薊さんは顔を赤くする僕を見て、肩をすくめてくすくすと笑っていた。
「興味深いね。君は本当に」
「そうかな?」
「ああ、そうなんだ。超能力者や霊能力者、宇宙人、そんな輩が集まってきているのに、君は誰より謎めいている」
「うーん。確かに自分でも謎は多いけど」
「そのくせ、君の悩みは地に足がついていて、いいなと思うよ?」
「えーっと」
なんの話をされているのかわからなかったが、ちょいちょいと薊さんが僕の握りしめていた本を指さして、あわてて僕はそれを隠した。
「案外自分のことほどわからないものなのかもしれないな。というか、君に限らずみんなよくはわかっていないんだろう。わかっている気になっている方が滑稽なのかもしれないよ」
「薊さんなら何でも知っていそうな感じがあるけどな」
なんとなく、イメージだけで僕は答える。薊さんは困り顔で首を振った。
「そんなことはないさ。私はね、人より少しだけ頭がいいらしいんだけど。それでもわからないことだらけで毎日頭を捻っているくらいだよ」
「そうなんだ。なんだか意外だ」
「ああもちろん。だから毎日考えている。君たちのようなことが私にもできればいいんだけれど、それは私にはできないものね」
「で、でも、僕は君の助言には助けられてるし」
「……ムキムキになったりしてたけど?」
「あれはあれで有意義だった!」
僕は力強く断言する、すると薊さんはあっけにとられていた。
「ふふ。そうか。君がそう言うのならよかったのかもしれないね」
「そうだよ」
「で、今回は空気の読み方? 何かあったの?」
「……いやその。朝散歩から帰ると火の玉をぶつけてきた友達に空気を読めと言われたもので。毎度恥ずかしいところをお見せして面目ない」
「恥ずかしくは……ないさ。空気を読むって言うのはけっこう高等技能だから。場合によっては、色々なアプローチの仕方がある。そうだな……その火の球を投げつけた友達はホルスト君だろう?」
恥ずかしくは――の後の間がものすごく気になったけれど、それはともかく置いておいて、僕はうなずいた。
「そうだけど」
「そんなに話したわけではないけれど、彼はあえて空気を読まない所がある」
「……ああ、わかるような気がする」
あざみさんの言う通り、かなり強気な態度であることが多いのは日々実感しているところだった。

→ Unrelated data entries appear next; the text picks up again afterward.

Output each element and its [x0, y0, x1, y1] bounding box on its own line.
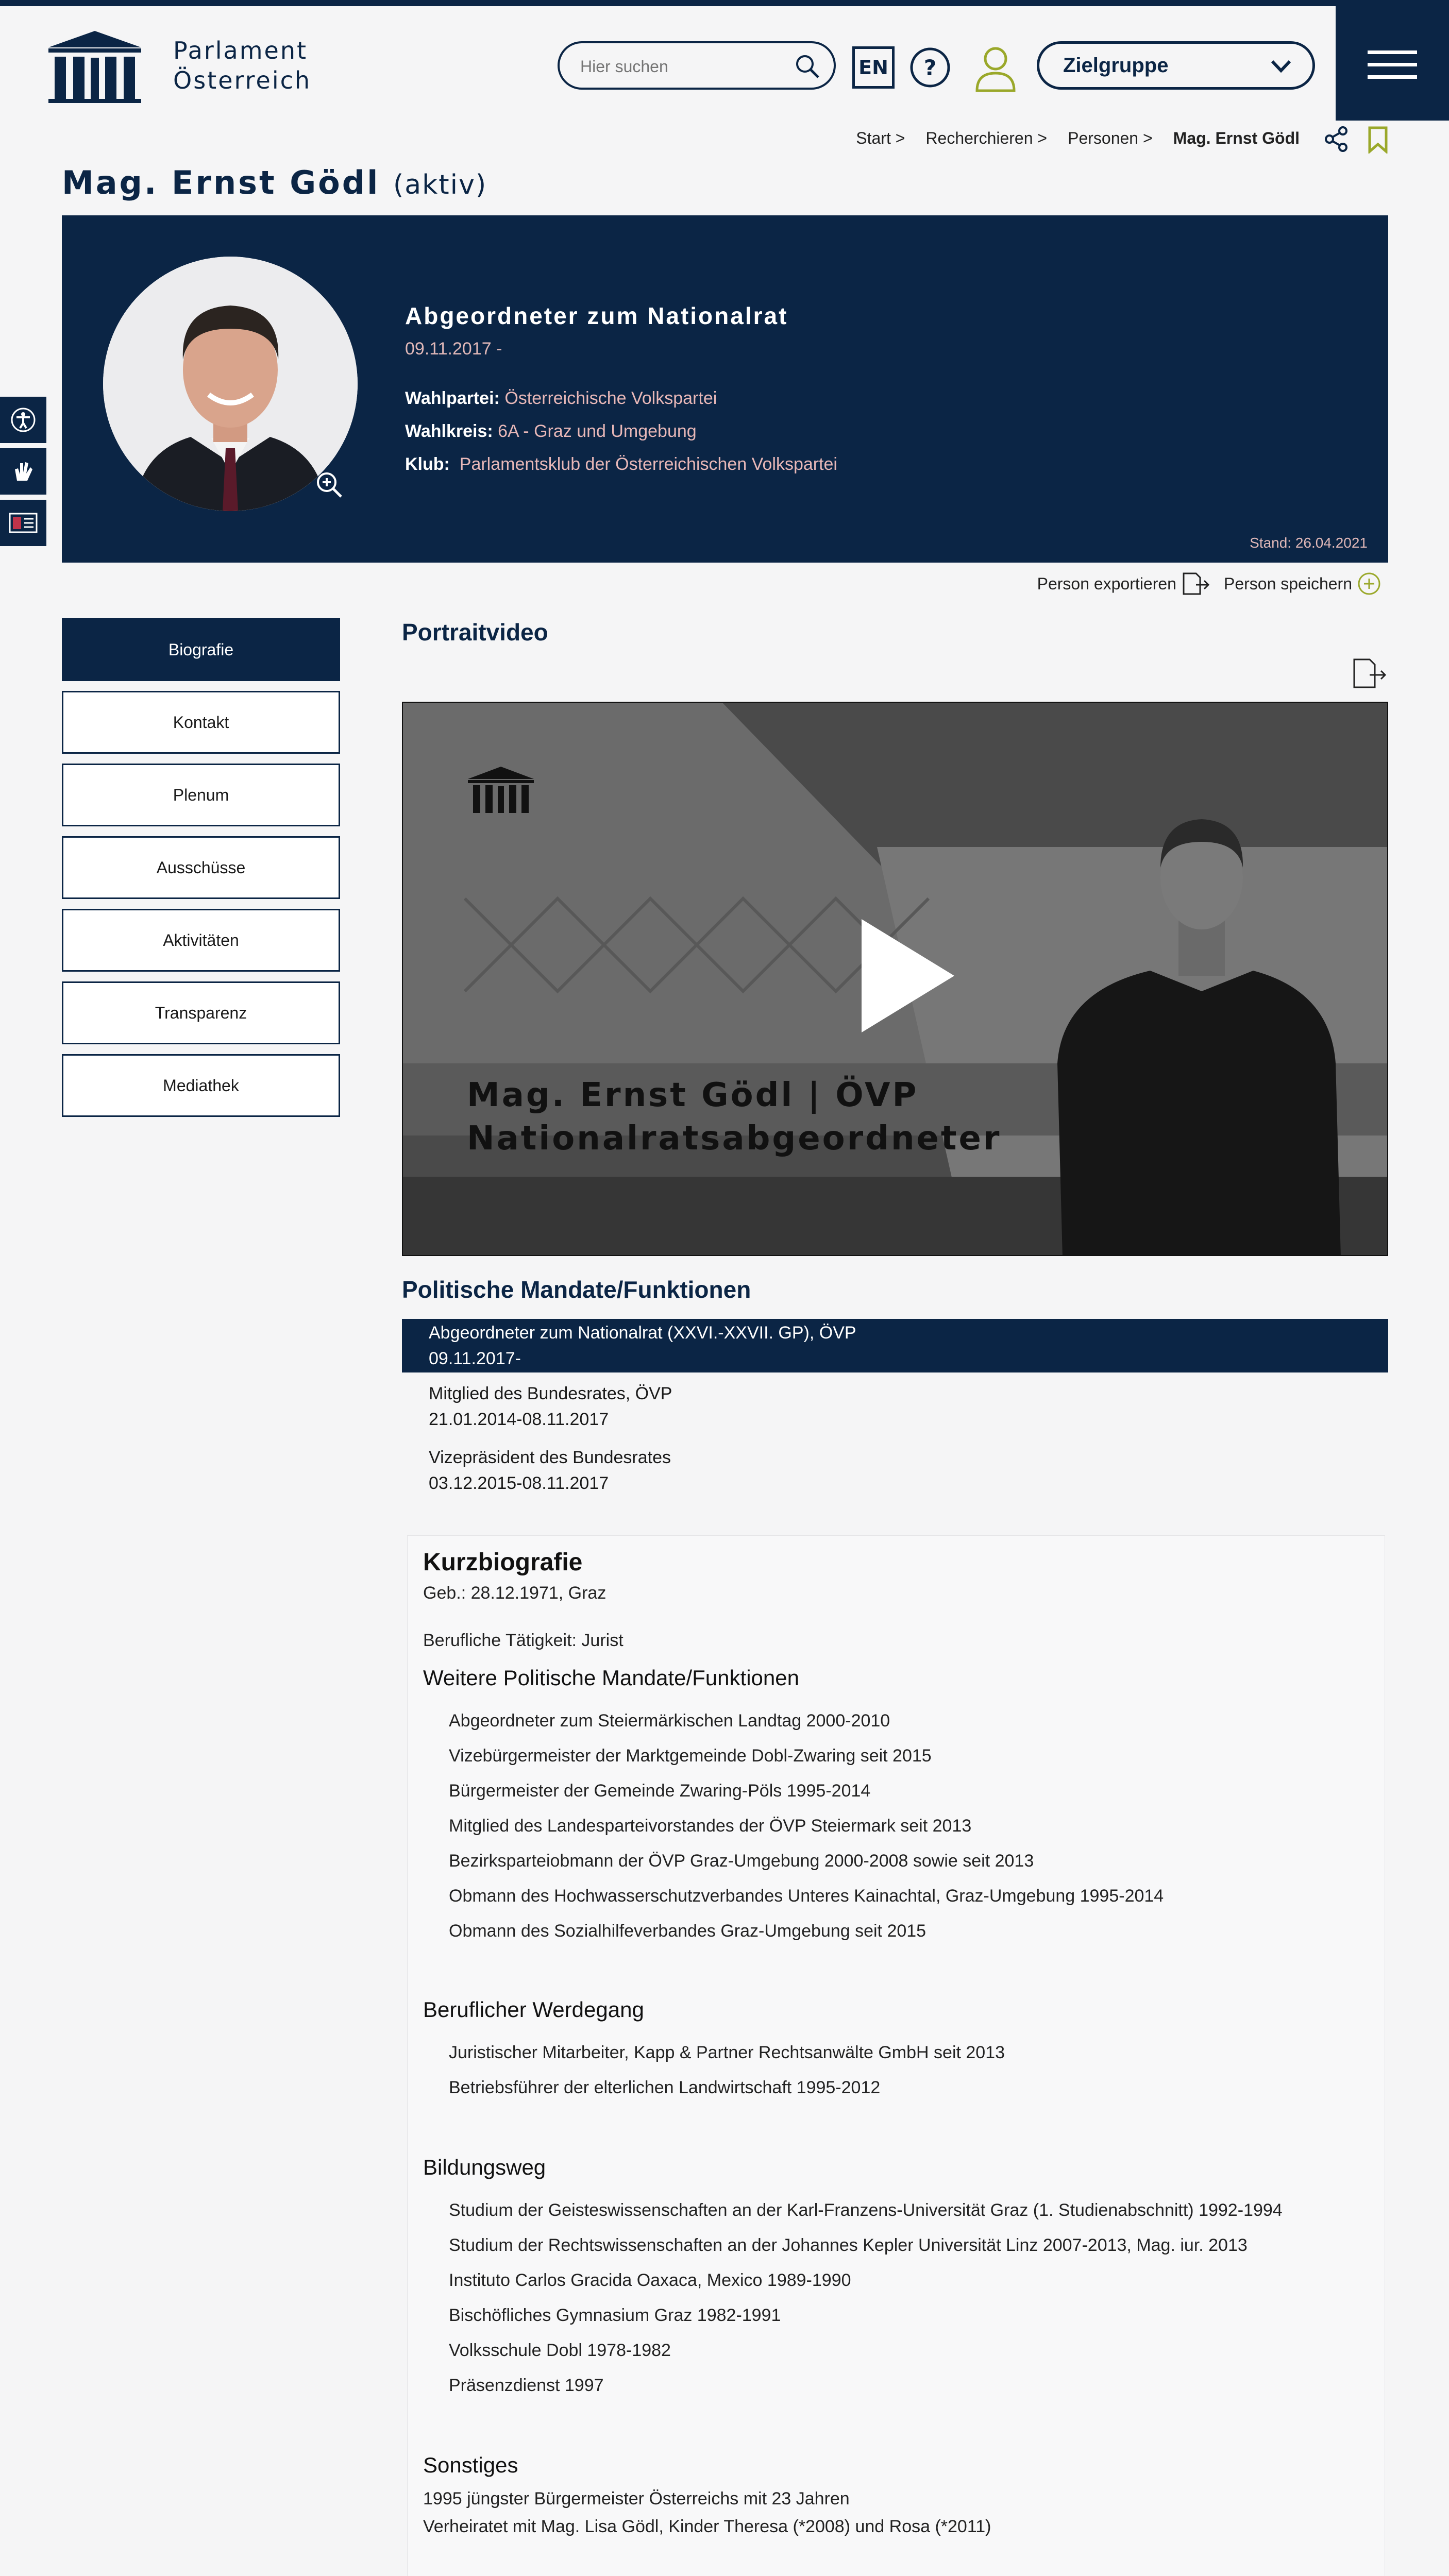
bio-misc-heading: Sonstiges [423, 2453, 518, 2477]
video-heading: Portraitvideo [402, 619, 548, 646]
audience-dropdown[interactable] [1037, 41, 1315, 90]
breadcrumb-recherchieren[interactable]: Recherchieren > [925, 129, 1048, 147]
bio-further-mandates-heading: Weitere Politische Mandate/Funktionen [423, 1666, 799, 1690]
person-sidenav [62, 618, 340, 1127]
list-item: Volksschule Dobl 1978-1982 [449, 2341, 671, 2360]
list-item: Instituto Carlos Gracida Oaxaca, Mexico 1989-1990 [449, 2270, 851, 2290]
list-item: Betriebsführer der elterlichen Landwirtschaft 1995-2012 [449, 2078, 881, 2097]
mandates-heading: Politische Mandate/Funktionen [402, 1276, 751, 1303]
tab-kontakt[interactable]: Kontakt [62, 691, 340, 754]
video-export-icon[interactable] [1351, 657, 1387, 689]
site-logo[interactable] [43, 27, 311, 104]
list-item: Obmann des Sozialhilfeverbandes Graz-Umgebung seit 2015 [449, 1921, 926, 1941]
tab-aktivitaeten[interactable]: Aktivitäten [62, 909, 340, 972]
person-name: Mag. Ernst Gödl [62, 164, 380, 201]
portrait-video-player[interactable] [402, 702, 1388, 1256]
breadcrumb-current: Mag. Ernst Gödl [1173, 129, 1300, 147]
easy-language-button[interactable] [0, 500, 46, 546]
tab-transparenz[interactable]: Transparenz [62, 981, 340, 1044]
list-item: 1995 jüngster Bürgermeister Österreichs mit 23 Jahren [423, 2489, 850, 2509]
bio-birth: Geb.: 28.12.1971, Graz [423, 1583, 606, 1603]
help-icon[interactable] [909, 46, 951, 89]
menu-button[interactable] [1336, 6, 1449, 121]
sign-language-button[interactable] [0, 448, 46, 495]
list-item: Studium der Rechtswissenschaften an der Johannes Kepler Universität Linz 2007-2013, Mag. iur. 2013 [449, 2235, 1248, 2255]
hero-wahlkreis: Wahlkreis: 6A - Graz und Umgebung [405, 421, 697, 441]
list-item: Bischöfliches Gymnasium Graz 1982-1991 [449, 2306, 781, 2325]
sign-language-icon [10, 458, 37, 485]
zoom-in-icon[interactable] [314, 470, 343, 499]
bio-heading: Kurzbiografie [423, 1549, 583, 1576]
export-person-label[interactable]: Person exportieren [1037, 574, 1176, 593]
add-circle-icon[interactable] [1356, 571, 1382, 597]
hero-role: Abgeordneter zum Nationalrat [405, 302, 788, 329]
list-item: Obmann des Hochwasserschutzverbandes Unteres Kainachtal, Graz-Umgebung 1995-2014 [449, 1886, 1164, 1906]
hero-wahlpartei: Wahlpartei: Österreichische Volkspartei [405, 388, 717, 408]
breadcrumb-personen[interactable]: Personen > [1068, 129, 1153, 147]
list-item: Vizebürgermeister der Marktgemeinde Dobl-Zwaring seit 2015 [449, 1746, 932, 1766]
accessibility-button[interactable] [0, 397, 46, 443]
breadcrumb [835, 129, 1300, 148]
search-icon[interactable] [794, 53, 822, 81]
mandate-item[interactable]: Vizepräsident des Bundesrates 03.12.2015-08.11.2017 [429, 1448, 671, 1493]
list-item: Abgeordneter zum Steiermärkischen Landtag 2000-2010 [449, 1711, 890, 1731]
person-status: (aktiv) [393, 170, 487, 200]
language-button[interactable]: EN [852, 46, 895, 89]
site-header [0, 6, 1449, 121]
bookmark-icon[interactable] [1367, 126, 1389, 154]
logo-line1: Parlament [173, 37, 308, 64]
save-person-label[interactable]: Person speichern [1223, 574, 1352, 593]
svg-text:?: ? [923, 55, 937, 80]
video-title: Mag. Ernst Gödl | ÖVP Nationalratsabgeordneter [467, 1076, 1002, 1158]
list-item: Bezirksparteiobmann der ÖVP Graz-Umgebung 2000-2008 sowie seit 2013 [449, 1851, 1034, 1871]
hamburger-icon [1368, 50, 1417, 54]
play-icon[interactable] [862, 919, 954, 1032]
list-item: Studium der Geisteswissenschaften an der Karl-Franzens-Universität Graz (1. Studienabschnitt) 1992-1994 [449, 2200, 1283, 2220]
export-icon[interactable] [1181, 571, 1210, 596]
easy-language-icon [8, 510, 39, 536]
breadcrumb-start[interactable]: Start > [856, 129, 905, 147]
mandate-item[interactable]: Abgeordneter zum Nationalrat (XXVI.-XXVII. GP), ÖVP 09.11.2017- [402, 1319, 1388, 1372]
audience-dropdown-label: Zielgruppe [1063, 54, 1169, 77]
person-actions [1037, 571, 1382, 597]
share-icon[interactable] [1323, 126, 1350, 152]
user-icon[interactable] [971, 43, 1020, 93]
bio-education-heading: Bildungsweg [423, 2155, 546, 2179]
list-item: Präsenzdienst 1997 [449, 2376, 604, 2395]
logo-line2: Österreich [173, 66, 312, 94]
accessibility-toolbar [0, 397, 46, 551]
person-hero [62, 215, 1388, 563]
tab-plenum[interactable]: Plenum [62, 764, 340, 826]
hero-klub: Klub: Parlamentsklub der Österreichischen Volkspartei [405, 454, 837, 474]
tab-mediathek[interactable]: Mediathek [62, 1054, 340, 1117]
bio-profession: Berufliche Tätigkeit: Jurist [423, 1631, 624, 1650]
list-item: Bürgermeister der Gemeinde Zwaring-Pöls 1995-2014 [449, 1781, 871, 1801]
list-item: Verheiratet mit Mag. Lisa Gödl, Kinder Theresa (*2008) und Rosa (*2011) [423, 2517, 991, 2536]
list-item: Juristischer Mitarbeiter, Kapp & Partner Rechtsanwälte GmbH seit 2013 [449, 2043, 1005, 2062]
hero-since: 09.11.2017 - [405, 339, 502, 359]
accessibility-icon [10, 406, 37, 433]
parliament-logo-icon [43, 27, 146, 104]
tab-ausschuesse[interactable]: Ausschüsse [62, 836, 340, 899]
top-accent-line [0, 0, 1449, 6]
bio-career-heading: Beruflicher Werdegang [423, 1997, 644, 2022]
page-title [62, 164, 487, 201]
list-item: Mitglied des Landesparteivorstandes der ÖVP Steiermark seit 2013 [449, 1816, 972, 1836]
hero-stand: Stand: 26.04.2021 [1250, 535, 1368, 551]
mandate-item[interactable]: Mitglied des Bundesrates, ÖVP 21.01.2014-08.11.2017 [429, 1384, 672, 1429]
chevron-down-icon [1270, 57, 1292, 76]
search-box[interactable] [558, 41, 836, 90]
search-input[interactable] [580, 54, 786, 79]
tab-biografie[interactable]: Biografie [62, 618, 340, 681]
short-biography [407, 1535, 1385, 2576]
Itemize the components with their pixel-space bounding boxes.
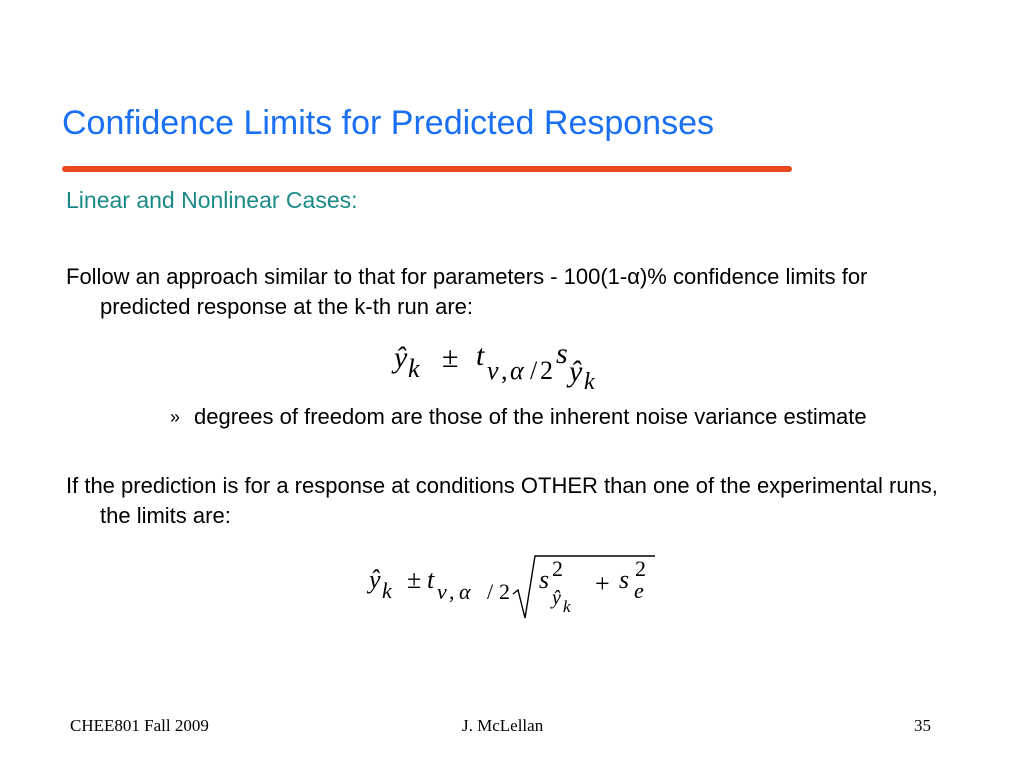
sub-bullet-text: degrees of freedom are those of the inherent noise variance estimate: [194, 404, 867, 429]
eq1-s: s: [556, 337, 568, 370]
eq2-square-1: 2: [552, 556, 563, 581]
footer-page-number: 35: [914, 716, 931, 735]
eq1-sub-k: k: [408, 354, 420, 383]
eq2-two: 2: [499, 579, 510, 604]
footer-course: CHEE801 Fall 2009: [70, 716, 209, 735]
eq1-two: 2: [540, 356, 553, 385]
eq1-sub-k-2: k: [584, 369, 595, 395]
title-underline: [62, 166, 792, 172]
eq2-y-hat-sub: ŷ: [552, 587, 561, 609]
eq2-sub-k-2: k: [563, 597, 571, 616]
eq2-plus-minus: ±: [407, 565, 422, 594]
section-heading: Linear and Nonlinear Cases:: [66, 187, 358, 213]
eq2-alpha: α: [459, 579, 471, 604]
eq2-comma: ,: [449, 579, 455, 604]
equation-prediction-limit: [355, 548, 675, 626]
eq2-t: t: [427, 565, 435, 594]
eq1-y-hat: ŷ: [394, 341, 408, 374]
paragraph-approach: Follow an approach similar to that for parameters - 100(1-α)% confidence limits for predicted response at the k-th run are:: [66, 264, 868, 319]
slide-title: Confidence Limits for Predicted Responses: [62, 104, 714, 142]
equation-2-svg: [355, 548, 675, 626]
eq1-nu: ν: [487, 356, 499, 385]
eq2-square-2: 2: [635, 556, 646, 581]
sub-bullet-marker: »: [170, 407, 181, 427]
eq2-nu: ν: [437, 579, 447, 604]
paragraph-other-conditions: If the prediction is for a response at conditions OTHER than one of the experimental runs, the limits are:: [66, 473, 938, 528]
eq1-alpha: α: [510, 356, 524, 385]
eq2-s-2: s: [619, 565, 630, 594]
equation-confidence-limit: [380, 333, 700, 397]
eq2-sub-e: e: [634, 578, 644, 603]
equation-1-svg: [380, 333, 700, 397]
eq1-t: t: [476, 339, 485, 372]
eq1-comma: ,: [501, 356, 508, 385]
eq2-sub-k: k: [382, 578, 392, 603]
eq1-slash: /: [530, 356, 538, 385]
eq1-y-hat-sub: ŷ: [569, 355, 583, 388]
eq2-slash: /: [487, 579, 494, 604]
footer-author: J. McLellan: [462, 716, 544, 735]
eq2-y-hat: ŷ: [369, 565, 381, 594]
eq2-plus: +: [595, 569, 610, 598]
eq2-s-1: s: [539, 565, 550, 594]
eq1-plus-minus: ±: [442, 341, 459, 374]
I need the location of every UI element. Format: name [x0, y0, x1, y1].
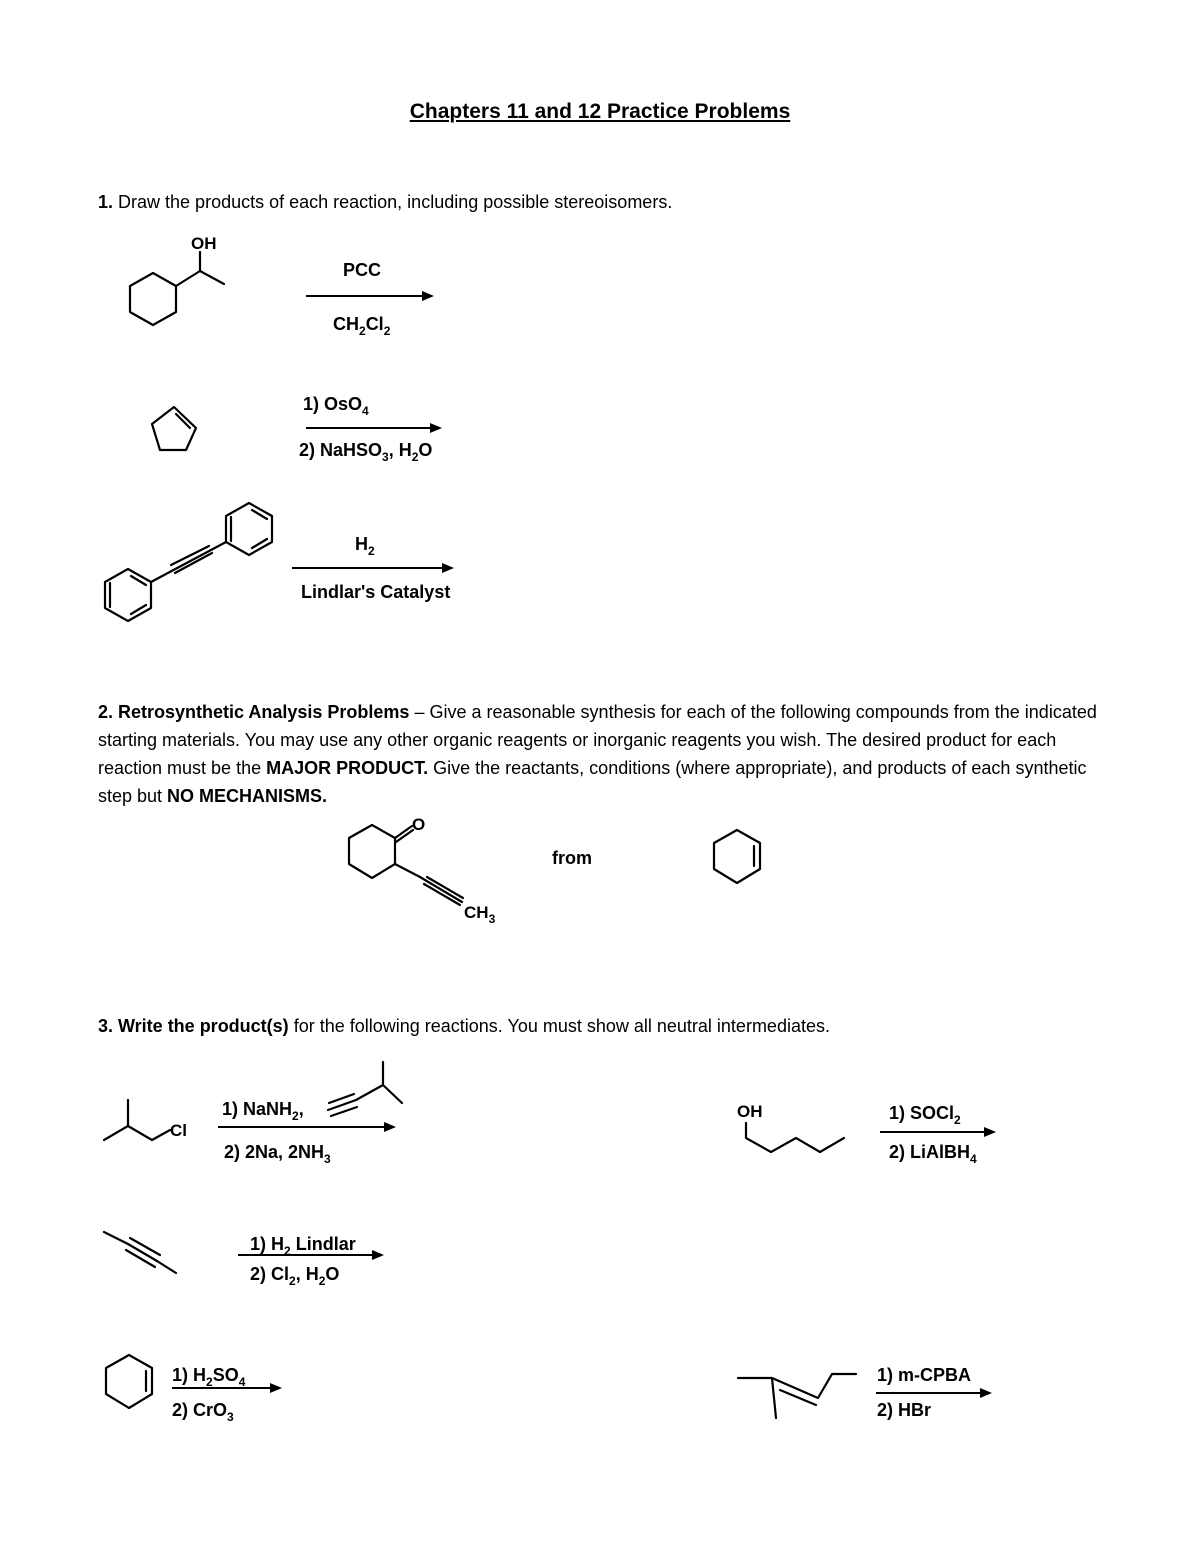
cyclopentene-structure	[152, 407, 196, 450]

「でもそれが悪いことだと一概にはいえない。つまり相手に主導権を取られることを良しとしない。空気を読むというよりも作る側にいようとする。我を通す人間には好感が持てるよ。私は」
なんとなく衝撃的なセリフだった。
目が泳いだ僕は動揺を抑えきれないまま、会話を続けた。
「……そうなの?」
「あぁ、少なくとも自分がないよりはね。協調性がまるでないのもどうかと思うけれど、そう言うわけでもないんだろう」
「うーん」
僕としてはホルスト君は唯我独尊を地で行くと思っていたがあれもテクニックだという事か。
考えてみれば、あのつかみどころのなさも臨機応変さの結果なのかもしれないという気がしてきた。
それでも火の玉を不意打ちで落としてほしくはないものだが。
薊さんは僕が混乱しているのを見て取ったのか、肩をすくめて話を切り上げた。
「こればかりは経験しかないんだろうね。人の頭の中を覗けない以上、相手の反応をよく観察するしかない。おっと、少し話しすぎたな。じゃあね山田君。またいつか話をしよう」
「う、うん」
去っていく薊さんはいつも突然現れる。
そして薊さんとの話は、なぜだかとても新鮮な時間に思えた。